Panel 4: Increasing funding and expanding capacity for TB research
Mark Harrington of TAG chaired this session and Mercedes Becerra of Harvard Medical School was the discussant. Elsa Villarino presented the work of the Tuberculosis Trials Consortium (TBTC) which with a limited budget has carried out a wide range of work. She also gave a brief history of TB clinical trials from 1947 until present. TBTC is running trials in several countries. The goal is to find TB regimens that are shorter, safer and more effective. Examples of current and recent trials include: safety of linezolid 600mg in patients with MDR-TB, substitution of rifampin with rifapentine in the induction phase of treatment and substitution of isoniazid with moxifloxacin in the induction phase.
Claudia Giehl of the European Network for Global Cooperation in the Field of AIDS & TB explained the 7th Framework Programme (FP7) of the EU, a €53 billion mechanism running from 2007 to 2013 whose purposes include funding health research. She described the grant allocations of FP7 and made suggestions for how TB projects could access funding from it.
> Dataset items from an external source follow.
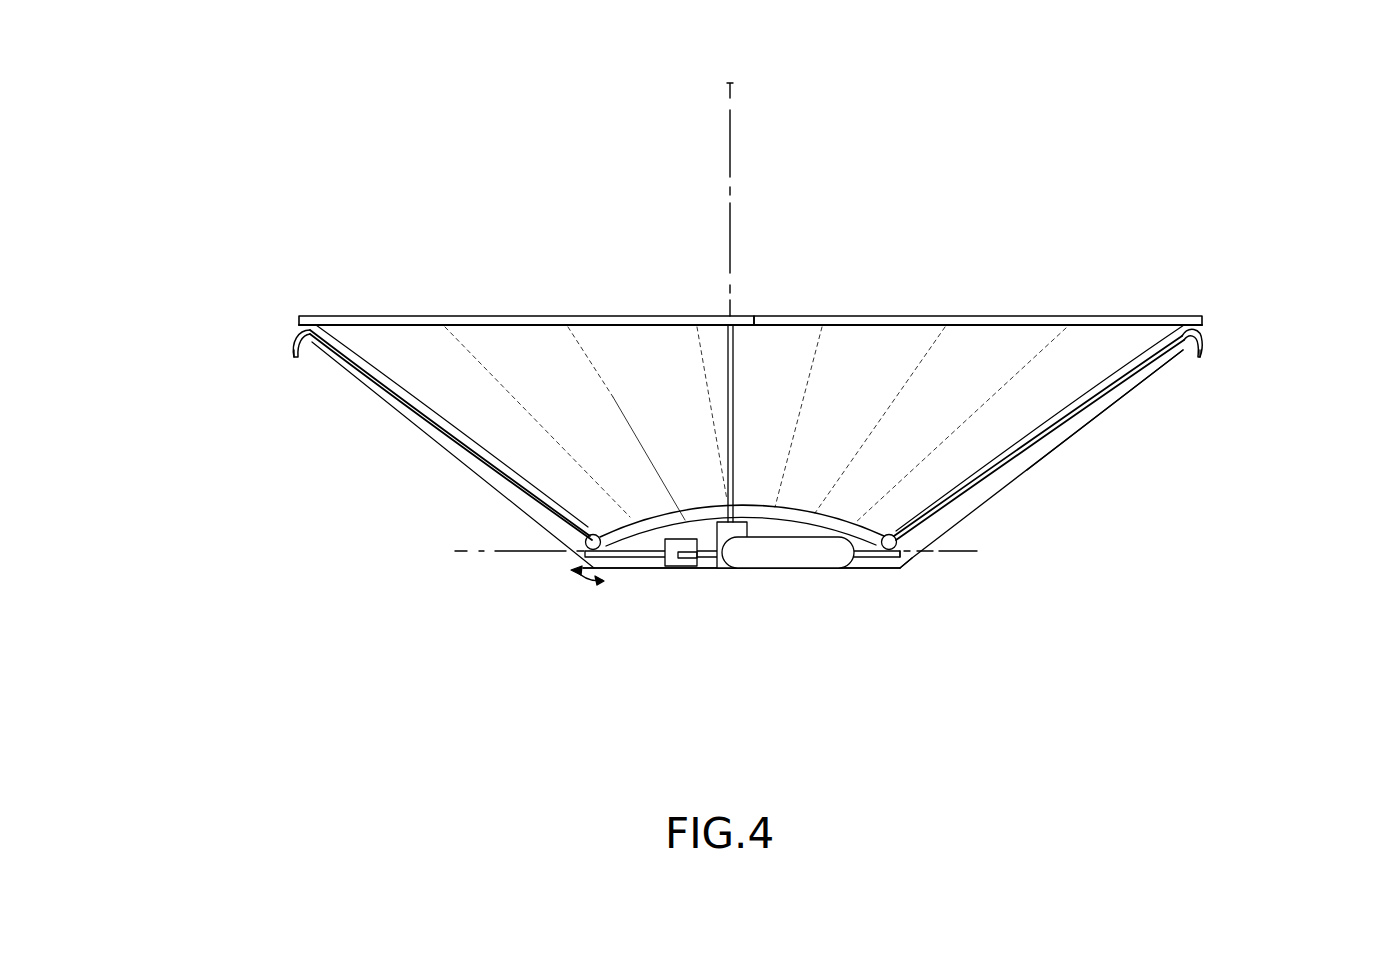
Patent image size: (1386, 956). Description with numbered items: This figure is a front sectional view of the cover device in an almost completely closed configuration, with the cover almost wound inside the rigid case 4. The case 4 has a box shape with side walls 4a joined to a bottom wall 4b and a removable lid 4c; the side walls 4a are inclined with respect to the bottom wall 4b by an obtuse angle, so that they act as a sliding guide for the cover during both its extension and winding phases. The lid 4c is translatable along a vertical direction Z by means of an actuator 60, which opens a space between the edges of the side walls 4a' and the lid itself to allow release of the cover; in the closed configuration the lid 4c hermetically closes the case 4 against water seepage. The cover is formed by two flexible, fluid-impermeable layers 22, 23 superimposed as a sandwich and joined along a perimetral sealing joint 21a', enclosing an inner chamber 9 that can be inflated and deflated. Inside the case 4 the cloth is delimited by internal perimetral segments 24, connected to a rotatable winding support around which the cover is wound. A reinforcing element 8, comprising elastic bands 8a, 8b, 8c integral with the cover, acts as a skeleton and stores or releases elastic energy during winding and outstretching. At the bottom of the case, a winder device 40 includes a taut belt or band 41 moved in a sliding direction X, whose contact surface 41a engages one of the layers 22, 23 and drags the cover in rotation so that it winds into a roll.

The layer 23 is at (297, 338).
The layer 22 is at (307, 352).
The perimetral sealing joint 21a' is at (772, 412).
The reinforcing element 8 is at (513, 485).
The elastic band 8a is at (486, 368).
The elastic band 8b is at (613, 397).
The elastic band 8c is at (705, 367).
The actuator 60 is at (743, 522).
The removable lid 4c is at (1021, 316).
The edges of the side walls 4a' is at (1207, 395).
The inner chamber 9 is at (1037, 435).
The side walls 4a is at (1102, 478).
The rigid case 4 is at (979, 507).
The contact surface 41a is at (892, 542).
The taut belt or taut band 41 is at (865, 560).
The bottom wall 4b is at (808, 569).
The winder device 40 is at (695, 563).
The internal perimetral segments 24 is at (653, 533).
The sliding direction X is at (483, 553).
The vertical direction Z is at (733, 84).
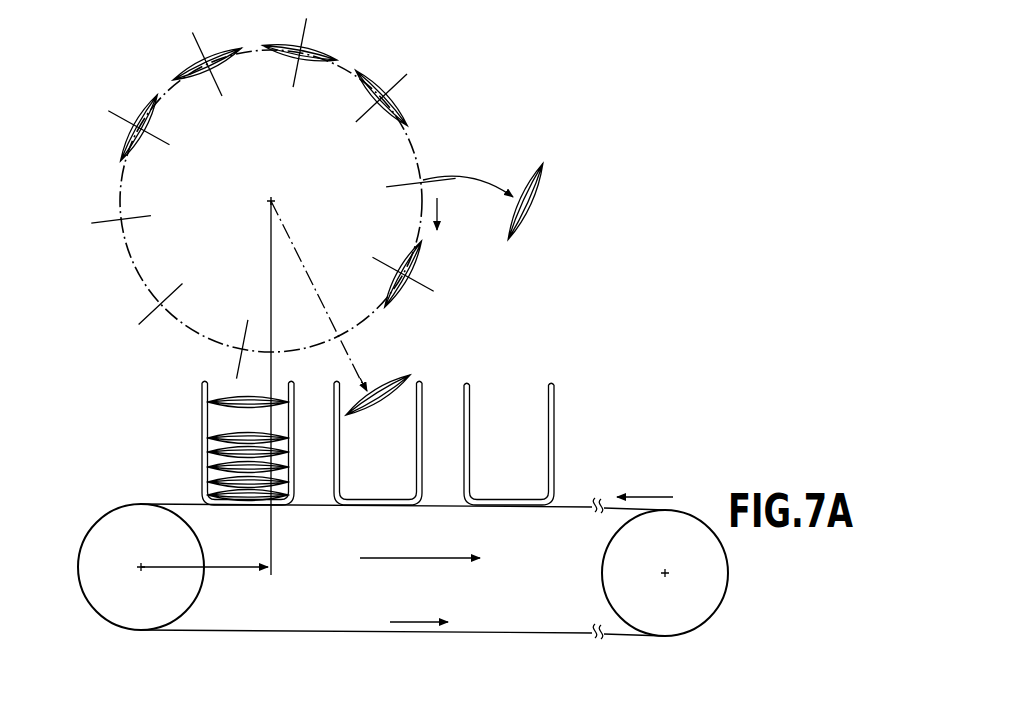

Christine Sizemore, Chief, TB, Leprosy and Other Mycobacterial Diseases Section of NIAID, described the institution’s TB funding strategy. She noted that NIH and NIAID funding had increased through the 1990s but dropped in 2008. She explained that most funding goes to basic/fundamental research. The further in the research and development cycle towards new products, the more other institutions and partners are needed for funding. She also explained that a substantial amount of projects that they fund were unsolicited. They usually fund for five years, but sometimes as long as seven and sometimes as little as two.
A lively discussion ensued on how to increase TB funding. There was consensus amongst speakers that positive messages and successes need to be stressed. There is also a need to tap into the growing number of public health students in the US to get them involved in TB. A next step of bringing lead funders of TB research and development was proposed. There is a need for funders to examine their portfolios, identify and co-ordinate funds for overlapping research priorities while also identifying gaps in funding and how these can be addressed.
This concluded an event that was packed with excellent presentations and useful discussions.